Dopingkontrollen beim Giro d'Italia

Drogen für den Staatsanwalt

Beim Giro d'Italia geht es 2001 so weiter, wie die Tour de France 1998 aufhörte: mit verhafteten Sportlern.

Als die Staatsanwaltschaft während einer juristisch nicht ganz sauberen Razzia im Rahmen des Giro d'Italia in der vergangenen Woche bei dem Italiener Dario Frigo Mittel fand, denen nachgesagt wird, sie hülfen ihm, in seinem Beruf erfolgreicher zu sein, wurde er von seinem Arbeitgeber sofort fristlos entlassen.

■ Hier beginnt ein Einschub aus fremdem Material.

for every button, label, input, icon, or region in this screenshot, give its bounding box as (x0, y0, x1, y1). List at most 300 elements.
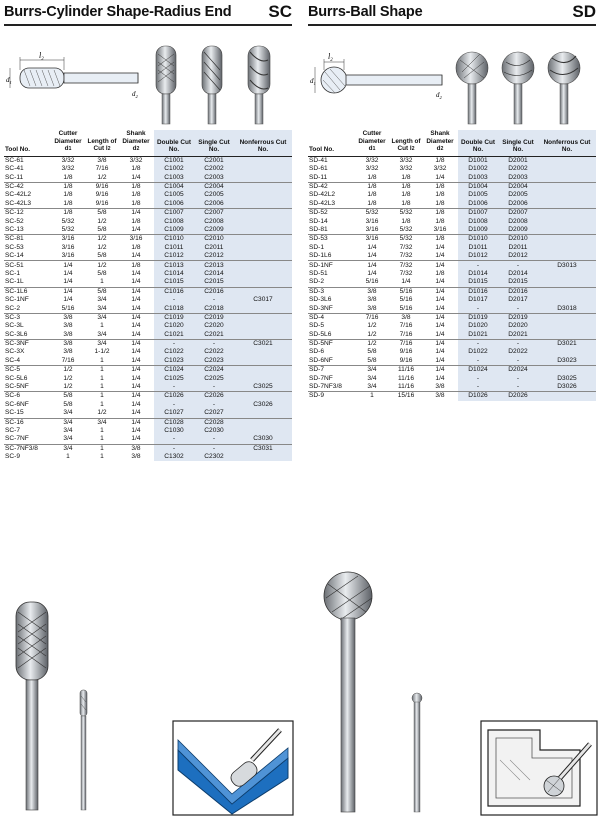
table-cell (234, 366, 292, 375)
table-cell (234, 331, 292, 340)
table-cell: 5/8 (50, 392, 86, 401)
table-row (4, 366, 292, 375)
table-cell: 1 (100, 453, 104, 461)
table-cell: C2027 (194, 409, 234, 418)
table-cell: 1/4 (422, 313, 458, 322)
table-cell: C1015 (154, 278, 194, 287)
nonferrous-cut-photo (248, 46, 270, 124)
table-cell (538, 226, 596, 235)
tool-number-cell: SD-61 (309, 165, 328, 173)
table-cell: 3/4 (97, 304, 107, 312)
table-cell: 1/4 (63, 296, 73, 304)
table-cell: D1002 (458, 165, 498, 173)
tool-number-cell: SD-42L2 (309, 191, 336, 199)
tool-number-cell: SC-5 (4, 366, 50, 375)
table-cell: 5/32 (390, 235, 422, 244)
table-cell: 5/8 (97, 226, 107, 233)
table-cell: 1/8 (401, 217, 411, 225)
table-cell: - (154, 435, 194, 444)
table-cell: 7/16 (61, 356, 75, 364)
table-row (4, 296, 292, 304)
table-cell: 1 (100, 356, 104, 364)
table-cell: - (458, 261, 498, 270)
d2-label: $d_2$ (132, 90, 138, 99)
table-cell: 1/4 (63, 269, 73, 277)
column-header: Nonferrous Cut No. (234, 130, 292, 156)
table-cell: 3/8 (367, 304, 377, 312)
table-cell: 1/8 (435, 191, 445, 199)
table-cell (538, 244, 596, 252)
table-cell: D1003 (458, 174, 498, 183)
table-cell: C1011 (154, 244, 194, 252)
table-cell (234, 418, 292, 427)
tool-number-cell: SD-2 (309, 278, 325, 286)
tool-number-cell: SD-6 (309, 348, 325, 356)
table-row (308, 313, 596, 322)
burr-photos (150, 40, 290, 126)
table-cell: 1 (354, 392, 390, 401)
table-cell: D1014 (458, 270, 498, 278)
tool-number-cell: SC-7NF (5, 435, 29, 443)
table-cell: 3/4 (354, 366, 390, 375)
table-cell: C1021 (154, 331, 194, 340)
table-cell: 1/4 (131, 383, 141, 391)
tool-number-cell: SD-6NF (309, 356, 333, 364)
table-cell: - (154, 339, 194, 348)
table-cell: 1 (66, 453, 70, 461)
table-cell: D3023 (538, 357, 596, 366)
table-cell: 3/4 (86, 339, 118, 348)
tool-number-cell: SD-7 (308, 366, 354, 375)
table-row (4, 348, 292, 356)
table-cell: 3/4 (63, 435, 73, 443)
table-cell: C2022 (194, 348, 234, 356)
table-row (308, 357, 596, 366)
table-cell: C1023 (154, 357, 194, 366)
table-cell: 1/4 (422, 287, 458, 296)
table-cell: 3/4 (63, 409, 73, 417)
tool-number-cell: SC-3 (4, 313, 50, 322)
tool-number-cell: SD-5L6 (309, 330, 332, 338)
table-cell (234, 182, 292, 191)
table-cell: 1/4 (435, 374, 445, 382)
tool-number-cell: SD-4 (308, 313, 354, 322)
table-cell: 1/4 (131, 435, 141, 443)
table-cell: 1/8 (63, 191, 73, 199)
table-cell: C1012 (154, 252, 194, 261)
table-cell: C1030 (154, 427, 194, 435)
series-code: SD (572, 2, 596, 21)
table-cell: 1/4 (435, 252, 445, 260)
table-cell: 11/16 (397, 383, 414, 391)
tool-number-cell: SC-3L (5, 322, 24, 330)
table-row (4, 357, 292, 366)
table-cell (234, 270, 292, 278)
table-cell (538, 174, 596, 183)
l2-label: $l_2$ (328, 52, 333, 63)
table-cell: D2011 (498, 244, 538, 252)
table-cell: C2013 (194, 261, 234, 270)
table-cell: C2014 (194, 270, 234, 278)
table-cell: C3031 (234, 444, 292, 453)
table-row (308, 339, 596, 348)
table-cell: C1001 (154, 156, 194, 165)
table-cell: 1/4 (401, 278, 411, 286)
table-cell: C1004 (154, 182, 194, 191)
table-cell: - (498, 383, 538, 392)
table-cell: 3/4 (86, 418, 118, 427)
tool-number-cell: SC-6 (4, 392, 50, 401)
tool-number-cell: SD-3L6 (309, 296, 332, 304)
table-cell: - (458, 375, 498, 383)
table-cell: 9/16 (95, 199, 109, 207)
table-cell: 1/4 (131, 409, 141, 417)
table-cell (234, 322, 292, 330)
table-cell: D2019 (498, 313, 538, 322)
table-cell: 1 (100, 435, 104, 443)
table-cell (538, 366, 596, 375)
table-cell: C1007 (154, 209, 194, 218)
table-cell: D1004 (458, 182, 498, 191)
table-cell: C1027 (154, 409, 194, 418)
table-cell: 11/16 (390, 366, 422, 375)
table-cell: 7/32 (399, 252, 413, 260)
table-row (308, 156, 596, 165)
table-cell: D1019 (458, 313, 498, 322)
table-cell: 7/16 (95, 165, 109, 173)
table-cell: C1010 (154, 235, 194, 244)
table-cell: 9/16 (95, 191, 109, 199)
table-cell: C2001 (194, 156, 234, 165)
table-cell: 1/8 (118, 182, 154, 191)
tool-number-cell: SD-5 (309, 322, 325, 330)
table-cell: D3021 (538, 339, 596, 348)
table-cell: 1/8 (131, 191, 141, 199)
column-header: Double Cut No. (458, 130, 498, 156)
table-cell: D2009 (498, 226, 538, 235)
table-cell: C2021 (194, 331, 234, 340)
table-cell: 1/4 (422, 261, 458, 270)
table-cell: C1018 (154, 304, 194, 313)
table-cell (538, 156, 596, 165)
table-cell: 7/32 (399, 243, 413, 251)
table-cell: 1/4 (131, 400, 141, 408)
table-cell: 1 (100, 400, 104, 408)
table-cell: C2016 (194, 287, 234, 296)
table-cell: 15/16 (390, 392, 422, 401)
column-header: Tool No. (308, 130, 354, 156)
table-cell: 1/8 (401, 173, 411, 181)
table-cell (234, 209, 292, 218)
table-cell: 5/8 (97, 252, 107, 260)
application-illustration (172, 720, 294, 816)
table-cell: C2011 (194, 244, 234, 252)
tool-number-cell: SC-42 (4, 182, 50, 191)
table-cell: - (498, 375, 538, 383)
tool-number-cell: SD-3NF (309, 304, 333, 312)
table-cell (538, 278, 596, 287)
table-row (4, 331, 292, 340)
table-cell: 3/8 (50, 339, 86, 348)
column-header: Single Cut No. (498, 130, 538, 156)
table-cell: - (498, 357, 538, 366)
tool-number-cell: SC-15 (5, 409, 24, 417)
table-row (308, 244, 596, 252)
table-cell: C2003 (194, 174, 234, 183)
table-cell (234, 357, 292, 366)
table-cell: 3/4 (367, 383, 377, 391)
table-cell: C2018 (194, 304, 234, 313)
tool-number-cell: SC-6NF (5, 400, 29, 408)
table-cell: D2005 (498, 191, 538, 199)
tool-number-cell: SC-12 (4, 209, 50, 218)
table-cell: 1 (86, 366, 118, 375)
table-cell: C2004 (194, 182, 234, 191)
table-row (4, 392, 292, 401)
table-row (4, 322, 292, 330)
tool-number-cell: SC-7 (5, 426, 21, 434)
tool-number-cell: SD-3 (308, 287, 354, 296)
table-cell (538, 209, 596, 218)
table-cell: C2023 (194, 357, 234, 366)
table-cell: C1002 (154, 165, 194, 173)
tool-number-cell: SD-81 (309, 226, 328, 233)
table-cell: D2012 (498, 252, 538, 261)
table-row (308, 383, 596, 392)
table-cell (538, 331, 596, 340)
table-row (4, 401, 292, 409)
table-cell: D1009 (458, 226, 498, 235)
table-cell: C1026 (154, 392, 194, 401)
table-cell: 5/8 (86, 209, 118, 218)
table-cell: 1/8 (131, 165, 141, 173)
nonferrous-cut-photo (548, 52, 580, 124)
table-row (308, 226, 596, 235)
series-code: SC (268, 2, 292, 21)
table-cell: 1/2 (50, 366, 86, 375)
tool-number-cell: SD-53 (308, 235, 354, 244)
panel-title: Burrs-Cylinder Shape-Radius End (4, 4, 232, 20)
table-cell: - (458, 357, 498, 366)
table-cell: 9/16 (399, 356, 413, 364)
table-cell: D2002 (498, 165, 538, 173)
tool-number-cell: SC-4 (5, 356, 21, 364)
tool-number-cell: SC-41 (5, 165, 24, 173)
table-row (308, 375, 596, 383)
table-cell: 3/8 (63, 348, 73, 356)
table-cell: 1/2 (86, 261, 118, 270)
table-cell: - (458, 339, 498, 348)
table-row (308, 235, 596, 244)
table-cell: 1/2 (97, 409, 107, 417)
table-cell: C1005 (154, 191, 194, 199)
table-cell: - (458, 383, 498, 392)
single-cut-photo (202, 46, 222, 124)
table-cell (538, 313, 596, 322)
table-cell: 3/8 (50, 313, 86, 322)
table-cell: 7/16 (354, 313, 390, 322)
table-cell: C1302 (154, 453, 194, 461)
table-cell: D2024 (498, 366, 538, 375)
table-cell: 5/32 (390, 209, 422, 218)
table-cell (234, 244, 292, 252)
table-row (308, 304, 596, 313)
table-cell: D2007 (498, 209, 538, 218)
table-cell: C1020 (154, 322, 194, 330)
table-cell: 3/16 (118, 235, 154, 244)
table-cell: 3/32 (61, 165, 75, 173)
table-cell: 5/16 (390, 287, 422, 296)
tool-number-cell: SC-53 (5, 243, 24, 251)
cylinder-burr-photo (6, 598, 116, 818)
table-cell: 1/8 (435, 199, 445, 207)
table-cell (538, 182, 596, 191)
table-cell: D1020 (458, 322, 498, 330)
table-cell: C2006 (194, 200, 234, 209)
table-cell: 5/8 (367, 348, 377, 356)
table-row (308, 366, 596, 375)
table-cell (234, 165, 292, 173)
table-cell (234, 235, 292, 244)
table-cell: 1/2 (97, 217, 107, 225)
table-cell: 1/4 (63, 278, 73, 286)
tool-number-cell: SD-1NF (308, 261, 354, 270)
tool-number-cell: SC-42L2 (5, 191, 32, 199)
table-cell: 5/32 (399, 226, 413, 233)
table-cell: C2020 (194, 322, 234, 330)
table-cell: D2003 (498, 174, 538, 183)
table-cell: 1/4 (118, 392, 154, 401)
table-row (4, 383, 292, 392)
d1-label: $d_1$ (310, 77, 316, 86)
tool-number-cell: SD-11 (309, 173, 328, 181)
table-cell (234, 261, 292, 270)
table-cell: 1/8 (435, 217, 445, 225)
table-cell: 7/16 (390, 339, 422, 348)
table-cell: C2030 (194, 427, 234, 435)
table-cell (234, 156, 292, 165)
table-cell: D2010 (498, 235, 538, 244)
table-row (308, 165, 596, 173)
table-cell: 1/4 (367, 252, 377, 260)
table-cell: 3/16 (50, 235, 86, 244)
table-cell: 1/8 (422, 209, 458, 218)
table-cell (538, 322, 596, 330)
table-row (308, 252, 596, 261)
table-cell: 1/4 (131, 252, 141, 260)
table-row (4, 375, 292, 383)
table-cell (538, 296, 596, 304)
table-cell: 1/4 (50, 287, 86, 296)
table-cell: D1008 (458, 218, 498, 226)
table-cell: 1/4 (131, 374, 141, 382)
table-cell: 1 (100, 278, 104, 286)
table-cell: D3013 (538, 261, 596, 270)
table-row (308, 182, 596, 191)
table-cell: D2021 (498, 331, 538, 340)
tool-number-cell: SC-42L3 (5, 199, 32, 207)
tool-number-cell: SC-7NF3/8 (4, 444, 50, 453)
tool-number-cell: SC-5L6 (5, 374, 28, 382)
table-cell: 5/8 (86, 287, 118, 296)
table-cell: 3/8 (390, 313, 422, 322)
burr-photos (454, 40, 594, 126)
table-cell: 3/32 (365, 165, 379, 173)
table-cell: C2008 (194, 218, 234, 226)
table-cell: 3/32 (129, 156, 143, 164)
table-cell (234, 252, 292, 261)
table-cell (538, 252, 596, 261)
table-cell: 1/2 (63, 374, 73, 382)
double-cut-photo (156, 46, 176, 124)
table-cell: C1003 (154, 174, 194, 183)
tool-number-cell: SC-1NF (5, 296, 29, 304)
table-cell: D3018 (538, 304, 596, 313)
table-cell: 1/4 (131, 330, 141, 338)
tool-number-cell: SC-81 (4, 235, 50, 244)
table-cell: 1/4 (118, 418, 154, 427)
table-row (4, 270, 292, 278)
table-cell: - (154, 296, 194, 304)
table-row (4, 304, 292, 313)
table-cell: D3026 (538, 383, 596, 392)
table-cell: 1/4 (131, 322, 141, 330)
table-row (308, 287, 596, 296)
tool-number-cell: SC-14 (5, 252, 24, 260)
table-cell: 3/8 (367, 296, 377, 304)
table-cell: C2019 (194, 313, 234, 322)
table-cell: D1010 (458, 235, 498, 244)
table-cell: 1/4 (131, 269, 141, 277)
table-cell: 3/8 (118, 444, 154, 453)
table-cell: D1012 (458, 252, 498, 261)
table-cell: D1006 (458, 200, 498, 209)
table-cell: - (154, 444, 194, 453)
table-cell: D2022 (498, 348, 538, 356)
table-cell (234, 200, 292, 209)
table-cell: C1025 (154, 375, 194, 383)
tool-number-cell: SC-11 (5, 173, 24, 181)
table-cell: 1/4 (118, 209, 154, 218)
table-cell: 5/16 (399, 296, 413, 304)
table-cell (234, 348, 292, 356)
table-cell (234, 278, 292, 287)
table-cell: C2026 (194, 392, 234, 401)
column-header: Nonferrous Cut No. (538, 130, 596, 156)
tool-number-cell: SC-13 (5, 226, 24, 233)
table-cell: - (194, 444, 234, 453)
table-cell: 3/4 (367, 374, 377, 382)
table-cell: 1 (100, 374, 104, 382)
table-cell: 1/8 (367, 199, 377, 207)
table-cell: 3/16 (365, 217, 379, 225)
table-cell: 3/32 (433, 165, 447, 173)
table-cell (234, 453, 292, 461)
table-cell (538, 392, 596, 401)
table-row (308, 191, 596, 199)
sd-spec-table (308, 130, 596, 401)
table-cell: 1/2 (354, 339, 390, 348)
table-cell: 7/32 (390, 261, 422, 270)
tool-number-cell: SC-1 (5, 269, 21, 277)
table-cell: C1009 (154, 226, 194, 235)
table-row (308, 331, 596, 340)
title-rule (4, 24, 292, 26)
table-cell: 1/8 (63, 173, 73, 181)
table-row (4, 174, 292, 183)
table-cell: 1/4 (435, 173, 445, 181)
table-cell (234, 392, 292, 401)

Außerdem wartet ein Verfahren auf ihn, denn er soll gegen das relativ neue italienische Antidopinggesetz verstoßen haben. Das Ganze findet unter dem Beifall einer liberalen und aufgeklärten Öffentlichkeit statt, schließlich handelt es sich bei dem jungen Mann, der gegenwärtig öffentlich geächtet und gebrandmarkt wird, um einen Radprofi. Für Berufssportler gelten im öffentlichen Diskurs über Doping bekanntlich andere Regeln als für normale tatverdächtige Bürger.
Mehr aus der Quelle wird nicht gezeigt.